Ahh. Why can't my head accept that trying to question is it anxiety/restless leg syndrome won't do anything! I know this. Why can't I do it and just accept it. Doctors at 3:30 today. Might go for a walk after/before.

swgrl09
31-12-15, 14:44
I agree with FMP, Emma, you sound like you are coping much better than in previous posts/previous years even. You recognize you are anxious but you are doing something positive about it and coping by going for a walk. You should be proud of how you are handling this.

Em.ma
31-12-15, 16:56
Thanks been back to the doctors today and went for a walk into town as I needed to pick up a few bits.
Doctor was good. We discussed anti depressants but being pregnant they want me to use them as last resort if I really find I am not coping which I agree with. They said keep in contact with the mental health team which I will. Have a follow up app in a week.
I guess I just feel stuck and even though I know how to combat this I find putting it into practice really difficult. Even though I am the only one who can change this.
Also was sent for bloods to check vitamin levels etc to check if restless legs is caused by anything physical.

winduptoy
01-01-16, 04:16
Hi Emma,

Sorry to hear you're struggling at the moment. I imagine the hormones and stress or pregnancy, combined with this time of year, aren't making things easier.

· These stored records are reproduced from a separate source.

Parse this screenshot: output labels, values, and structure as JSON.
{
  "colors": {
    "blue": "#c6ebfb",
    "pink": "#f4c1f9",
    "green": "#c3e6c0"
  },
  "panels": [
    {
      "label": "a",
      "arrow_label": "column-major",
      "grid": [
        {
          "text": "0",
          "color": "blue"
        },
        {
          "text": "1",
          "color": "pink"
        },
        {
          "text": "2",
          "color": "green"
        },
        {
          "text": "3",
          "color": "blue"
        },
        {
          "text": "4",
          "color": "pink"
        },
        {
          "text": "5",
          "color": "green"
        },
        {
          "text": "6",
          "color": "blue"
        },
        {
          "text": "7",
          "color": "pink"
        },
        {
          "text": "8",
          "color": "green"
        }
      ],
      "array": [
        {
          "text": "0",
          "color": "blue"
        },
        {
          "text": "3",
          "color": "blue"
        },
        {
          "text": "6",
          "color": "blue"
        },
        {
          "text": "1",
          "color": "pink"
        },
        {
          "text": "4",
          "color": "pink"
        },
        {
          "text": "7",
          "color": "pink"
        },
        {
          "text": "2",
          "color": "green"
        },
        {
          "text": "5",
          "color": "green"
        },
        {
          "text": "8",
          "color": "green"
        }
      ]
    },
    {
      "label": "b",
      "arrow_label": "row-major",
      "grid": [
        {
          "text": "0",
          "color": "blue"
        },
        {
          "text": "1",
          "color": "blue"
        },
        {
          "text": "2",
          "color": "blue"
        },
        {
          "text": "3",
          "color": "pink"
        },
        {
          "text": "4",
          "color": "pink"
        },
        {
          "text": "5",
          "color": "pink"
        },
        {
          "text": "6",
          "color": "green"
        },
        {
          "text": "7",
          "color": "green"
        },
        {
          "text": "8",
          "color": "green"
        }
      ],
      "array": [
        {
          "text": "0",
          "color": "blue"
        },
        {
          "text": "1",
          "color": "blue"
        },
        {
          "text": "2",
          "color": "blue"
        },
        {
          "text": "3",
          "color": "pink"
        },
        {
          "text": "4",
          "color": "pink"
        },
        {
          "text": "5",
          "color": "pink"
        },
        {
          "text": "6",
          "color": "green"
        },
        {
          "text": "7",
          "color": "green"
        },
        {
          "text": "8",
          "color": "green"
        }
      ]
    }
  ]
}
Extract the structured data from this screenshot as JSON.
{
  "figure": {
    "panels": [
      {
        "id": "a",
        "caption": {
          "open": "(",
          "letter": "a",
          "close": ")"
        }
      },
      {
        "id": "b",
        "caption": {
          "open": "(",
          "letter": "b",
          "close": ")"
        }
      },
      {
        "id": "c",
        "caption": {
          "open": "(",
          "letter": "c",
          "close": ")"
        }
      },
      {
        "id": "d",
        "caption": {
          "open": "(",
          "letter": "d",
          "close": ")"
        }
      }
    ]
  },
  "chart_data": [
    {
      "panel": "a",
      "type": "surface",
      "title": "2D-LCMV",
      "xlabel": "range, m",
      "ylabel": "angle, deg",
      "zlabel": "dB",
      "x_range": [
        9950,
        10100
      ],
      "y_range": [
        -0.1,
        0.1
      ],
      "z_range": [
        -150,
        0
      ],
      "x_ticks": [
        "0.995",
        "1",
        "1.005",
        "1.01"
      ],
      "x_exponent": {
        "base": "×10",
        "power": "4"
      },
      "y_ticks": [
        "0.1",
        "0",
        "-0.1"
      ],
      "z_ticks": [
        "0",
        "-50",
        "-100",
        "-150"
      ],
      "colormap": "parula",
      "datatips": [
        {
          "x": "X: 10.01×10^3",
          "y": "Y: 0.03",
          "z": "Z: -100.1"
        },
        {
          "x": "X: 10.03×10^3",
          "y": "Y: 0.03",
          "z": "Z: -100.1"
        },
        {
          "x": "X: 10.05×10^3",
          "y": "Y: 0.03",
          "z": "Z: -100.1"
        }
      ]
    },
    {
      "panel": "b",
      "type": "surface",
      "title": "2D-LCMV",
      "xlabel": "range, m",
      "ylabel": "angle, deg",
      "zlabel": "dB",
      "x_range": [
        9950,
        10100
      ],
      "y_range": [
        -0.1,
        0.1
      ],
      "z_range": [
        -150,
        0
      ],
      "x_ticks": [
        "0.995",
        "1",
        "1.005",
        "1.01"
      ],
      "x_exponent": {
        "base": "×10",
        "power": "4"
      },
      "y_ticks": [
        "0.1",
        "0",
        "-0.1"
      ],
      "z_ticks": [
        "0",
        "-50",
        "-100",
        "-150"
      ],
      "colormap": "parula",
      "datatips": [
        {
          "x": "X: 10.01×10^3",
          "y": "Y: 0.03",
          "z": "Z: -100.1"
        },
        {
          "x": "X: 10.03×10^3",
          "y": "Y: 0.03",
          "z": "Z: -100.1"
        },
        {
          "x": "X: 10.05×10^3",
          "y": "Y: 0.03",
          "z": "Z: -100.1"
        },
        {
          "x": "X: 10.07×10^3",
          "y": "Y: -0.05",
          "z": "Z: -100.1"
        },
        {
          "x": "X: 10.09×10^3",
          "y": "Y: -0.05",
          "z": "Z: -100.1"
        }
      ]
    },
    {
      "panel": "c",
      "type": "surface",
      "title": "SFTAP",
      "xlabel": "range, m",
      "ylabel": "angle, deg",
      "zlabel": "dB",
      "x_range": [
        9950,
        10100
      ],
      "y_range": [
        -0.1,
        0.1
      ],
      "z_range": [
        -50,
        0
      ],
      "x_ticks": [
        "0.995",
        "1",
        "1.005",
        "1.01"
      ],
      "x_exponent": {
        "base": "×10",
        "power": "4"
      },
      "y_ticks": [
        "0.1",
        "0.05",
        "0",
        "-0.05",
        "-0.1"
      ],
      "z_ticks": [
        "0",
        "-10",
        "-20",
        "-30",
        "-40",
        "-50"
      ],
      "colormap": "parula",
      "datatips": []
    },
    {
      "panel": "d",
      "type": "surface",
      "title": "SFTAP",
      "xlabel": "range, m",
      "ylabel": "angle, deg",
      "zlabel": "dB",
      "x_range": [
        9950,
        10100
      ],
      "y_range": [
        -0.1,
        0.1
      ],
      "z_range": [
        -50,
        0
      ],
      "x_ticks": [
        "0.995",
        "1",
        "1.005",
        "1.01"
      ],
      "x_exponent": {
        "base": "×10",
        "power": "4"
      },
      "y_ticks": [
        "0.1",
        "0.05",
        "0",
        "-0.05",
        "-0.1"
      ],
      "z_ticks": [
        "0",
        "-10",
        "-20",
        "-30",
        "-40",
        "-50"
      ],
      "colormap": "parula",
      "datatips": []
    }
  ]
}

I just wanted to let you know I'm going through something similar at the moment - that feeling of knowing you have learnt the tools and that you are the only one who can take those steps, but yet you struggle to do a single one. I don't know about you but the less I use the tools the more depressed I become. But in writing to you one thought just popped in my head, and it's similar to the hammer and nail analogy...if we want mastery over our thoughts and feelings then we need to practice. You wouldn't wake up one morning and expect yourself to know how to play the saxophone without having put in the hours of practice required to produce the right notes, so then how can we expect to get a handle on our difficulties if we don't practice?! I'm taking to myself here too btw.

I was going to suggest you make a promise to your partner or someone close to you that you will use at least one or two of your tools each day, but I think we need to be learning to do this for ourselves; I know I do! Resigning myself to the "I can't", "But it's so hard!", "It doesn't work", "Just not now, I'm too overwhelmed" etc (im sure you know the drill) just leaves me in the same place, which ironically is the very place I'm loathed to be in.

So I guess it really doesn't matter what the worry is, be it restless leg/insomnia or in my case my panic inducing thoughts, the answer is the same - the way out of your head, and your worry, is via the skills and tools we both have.

I'm going to now get off this couch and go do something to face my fears, that's my monkey on my back. I'm hoping that you can pick something at random from your box of tools and use it today too. We do it once, then twice and then before we know it we're on the path to where we want to be, which by the way isn't being rid of anxiety, it's living a life despite it.

Dealing with anxiety whilst pregnant is tough so I think you're doing great btw. Keep going!